We have a long running Spark Structured Streaming query which is reading from Kafka, and we would like this query to pick up where it left off after the restart. However, we have set the startingOffsets to "earliest" and what we see after restarts is that the query reads from the start of the Kafka topic again.
Our basic query looks like this:
val extract = sparkSession
.readStream
.format("kafka")
.option("kafka.bootstrap.servers", "server:port")
.option("subscribe", "topic")
.option("startingOffsets", "earliest")
.load()
val query: StreamingQuery = extract
.writeStream
.option("checkpointLocation", s"/tmp/checkpoint/kafka/")
.foreach(writer)
.start()
We see the checkpoint directory getting created correctly and with the offsets we expect in the offset files.

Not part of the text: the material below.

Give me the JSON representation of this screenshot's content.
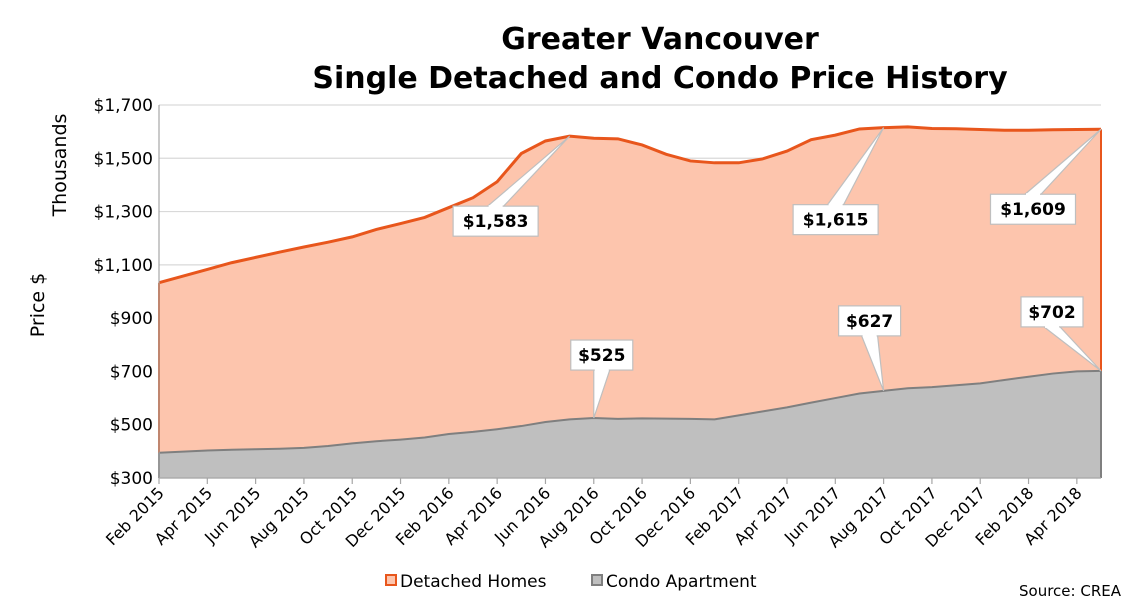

When we restart we see a message like:
25-07-2017 14:35:32 INFO ConsumerCoordinator:231 - Setting newly assigned partitions [KafkaTopic-2, KafkaTopic-1, KafkaTopic-0, KafkaTopic-3] for group spark-kafka-source-dedc01fb-c0a7-40ea-8358-a5081b961968--1396947302-driver
We are telling the query to start at "earliest" but the documentation says:
Shouldn't this mean that restarting our application results in the query resuming where it left off?
Setting the "group.id" for Kafka is not allowed with Spark Structured Streaming. See this: Note that the following Kafka params cannot be set and the Kafka source will throw an exception.
I tried adding queryName, in case that was being used to identify the query across runs but it did not have any effect.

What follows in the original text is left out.